北海道大学(北大)は、コオロギが音の周波数によって逃げ方を変えることを発見した。同成果は、昆虫の聴覚系が周りの状況を把握するために使われている可能性を示したものである。

同成果は、北大 大学院生命科学院の福富又三郎氏、小川宏人 教授らによるもの。詳細は、英国科学誌「Scientific Reports」(オンライン版)に公開された。

コオロギは両方の前肢に鼓膜器官をもち、さまざまな音を聞くことができる。また、腹部後端にある尾葉と呼ばれる感覚器官で周りの空気の流れを感知し、その突然の変化を捕食者の接近として捉えて、気流のやってくる方向から逃げようとする。

研究グループはこれまでの研究で、コオロギが何も行動を起こさない10kHzのトーン音を聞くと、次に来る気流に対する逃げ方を変えることを発見していた。しかし、どんな音に対しても同じように逃げ方を変えるのでは、音を状況判断に用いているとはいえない。そこで今回、周波数の違う2つの音刺激を使って、この気流に対する逃避行動に対する影響を調査した。

研究グループは、ボール型のトレッドミル装置の上を自由に歩行できるコオロギに5kHzと15kHzの2種類のトーン音を聞かせ、そのすぐ後に気流刺激を与えた時の逃避歩行運動を解析。その結果、どちらの周波数のトーン音も、それだけではコオロギは行動しなかったが、音刺激の後に与えた気流刺激に対する逃避行動の違いがみられた。

  • コオロギ

    (A):コオロギの気流感覚器官(尾葉)と聴覚器官(鼓膜器官)、(B)ボール型トレッドミル装置。コオロギは空気流で浮かせた発泡スチロール製のトラックボール上を自由に歩行できる。2 つの光学マウスでボールの回転を検出しその回転量からコオロギの運動を記録する (出所:北海道大学Webサイト)

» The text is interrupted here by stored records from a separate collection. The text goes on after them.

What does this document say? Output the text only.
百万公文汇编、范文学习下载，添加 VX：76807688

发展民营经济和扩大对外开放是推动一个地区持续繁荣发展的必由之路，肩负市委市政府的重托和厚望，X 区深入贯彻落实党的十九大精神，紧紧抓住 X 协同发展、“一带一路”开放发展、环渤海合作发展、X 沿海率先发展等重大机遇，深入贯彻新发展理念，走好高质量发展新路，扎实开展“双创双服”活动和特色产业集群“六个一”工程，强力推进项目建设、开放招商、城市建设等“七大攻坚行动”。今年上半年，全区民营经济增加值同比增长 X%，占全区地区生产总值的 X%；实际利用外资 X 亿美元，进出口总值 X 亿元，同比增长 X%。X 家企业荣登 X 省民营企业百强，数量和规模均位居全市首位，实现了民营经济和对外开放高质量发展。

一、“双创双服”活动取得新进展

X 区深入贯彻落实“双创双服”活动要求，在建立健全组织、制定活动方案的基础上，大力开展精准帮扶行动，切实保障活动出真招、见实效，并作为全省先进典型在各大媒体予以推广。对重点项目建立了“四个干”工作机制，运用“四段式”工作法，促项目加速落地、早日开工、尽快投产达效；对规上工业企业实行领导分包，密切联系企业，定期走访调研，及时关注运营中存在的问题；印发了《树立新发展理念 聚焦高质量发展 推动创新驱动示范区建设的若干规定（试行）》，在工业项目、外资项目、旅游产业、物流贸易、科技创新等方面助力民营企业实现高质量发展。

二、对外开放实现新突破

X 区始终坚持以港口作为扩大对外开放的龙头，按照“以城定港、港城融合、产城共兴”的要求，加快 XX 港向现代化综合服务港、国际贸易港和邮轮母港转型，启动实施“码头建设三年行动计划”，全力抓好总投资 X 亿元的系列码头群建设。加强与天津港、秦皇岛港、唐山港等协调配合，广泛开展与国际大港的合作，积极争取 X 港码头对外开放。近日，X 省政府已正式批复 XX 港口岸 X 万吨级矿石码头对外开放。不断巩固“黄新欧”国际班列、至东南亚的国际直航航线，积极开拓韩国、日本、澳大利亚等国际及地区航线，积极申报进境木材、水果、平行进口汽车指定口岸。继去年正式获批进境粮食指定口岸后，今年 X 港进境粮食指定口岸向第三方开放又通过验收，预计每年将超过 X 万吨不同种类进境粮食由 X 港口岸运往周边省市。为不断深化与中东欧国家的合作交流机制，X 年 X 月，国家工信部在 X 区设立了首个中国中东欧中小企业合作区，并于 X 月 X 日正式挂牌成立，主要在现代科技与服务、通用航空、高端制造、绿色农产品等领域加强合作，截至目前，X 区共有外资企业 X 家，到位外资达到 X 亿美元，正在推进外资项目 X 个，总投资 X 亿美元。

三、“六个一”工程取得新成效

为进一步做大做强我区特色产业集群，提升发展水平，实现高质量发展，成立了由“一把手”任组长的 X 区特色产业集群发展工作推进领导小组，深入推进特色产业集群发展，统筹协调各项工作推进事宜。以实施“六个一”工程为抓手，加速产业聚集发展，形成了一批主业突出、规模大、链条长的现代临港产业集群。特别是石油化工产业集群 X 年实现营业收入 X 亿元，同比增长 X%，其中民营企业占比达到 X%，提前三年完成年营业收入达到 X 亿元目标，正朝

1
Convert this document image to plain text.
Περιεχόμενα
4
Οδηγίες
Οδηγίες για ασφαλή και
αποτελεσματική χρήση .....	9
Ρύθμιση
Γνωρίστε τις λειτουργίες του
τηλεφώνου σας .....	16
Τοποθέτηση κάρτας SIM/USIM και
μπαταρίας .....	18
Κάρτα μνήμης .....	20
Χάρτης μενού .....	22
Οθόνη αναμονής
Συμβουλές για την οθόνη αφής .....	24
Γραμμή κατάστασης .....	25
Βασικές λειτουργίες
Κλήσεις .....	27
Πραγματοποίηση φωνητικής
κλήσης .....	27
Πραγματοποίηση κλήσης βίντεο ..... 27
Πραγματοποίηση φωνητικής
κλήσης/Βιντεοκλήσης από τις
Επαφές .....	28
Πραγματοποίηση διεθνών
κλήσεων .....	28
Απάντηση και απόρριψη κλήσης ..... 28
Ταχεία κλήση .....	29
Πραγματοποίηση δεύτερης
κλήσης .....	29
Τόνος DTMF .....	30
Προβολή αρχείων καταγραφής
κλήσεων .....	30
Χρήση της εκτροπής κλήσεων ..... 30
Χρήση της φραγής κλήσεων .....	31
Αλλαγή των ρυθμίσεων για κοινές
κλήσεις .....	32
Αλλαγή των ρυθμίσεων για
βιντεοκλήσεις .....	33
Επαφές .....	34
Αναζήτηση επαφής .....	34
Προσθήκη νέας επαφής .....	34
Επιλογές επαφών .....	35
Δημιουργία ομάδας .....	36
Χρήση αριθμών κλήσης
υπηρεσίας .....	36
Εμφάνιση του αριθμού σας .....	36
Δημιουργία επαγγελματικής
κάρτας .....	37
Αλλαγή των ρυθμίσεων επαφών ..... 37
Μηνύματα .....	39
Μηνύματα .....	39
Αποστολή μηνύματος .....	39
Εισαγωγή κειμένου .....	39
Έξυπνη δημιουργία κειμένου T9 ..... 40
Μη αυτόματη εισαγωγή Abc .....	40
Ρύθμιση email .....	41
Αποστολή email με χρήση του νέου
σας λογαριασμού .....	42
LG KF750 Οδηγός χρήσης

15kHz音を聞かせると、コオロギは気流刺激に対して逃げにくくなったが、5kHz音を聞かせても逃げにくさは変わらなかった。ただし、逃げる移動距離は、15kHz音を聞かせた時の方が5kHz音よりも長くなった。また、気流刺激を真横から与えたとき、コオロギに前もってトーン音を聞かせると、聞かせなかった時に比べて真横よりも後方へ逃げるようになったが、その度合いは15kHz音の方が5kHz音よりも大きなものだった。そのほか、15kHz音を聞かせると、逃避行動におけるターン角度(つまり逃避行動の後にどちらを向いているか)をよりばらつかせたが、5kHz音ではそのような影響はなかった。

このように音の周波数によって逃避行動への影響が異なることから、コオロギが聴覚に基づいて状況を把握し、いろいろな行動に反映させている可能性が示唆された。

研究グループは同成果に関して、昆虫も音を状況判断に用いるという昆虫聴覚系の新たな側面を示したものだと説明している。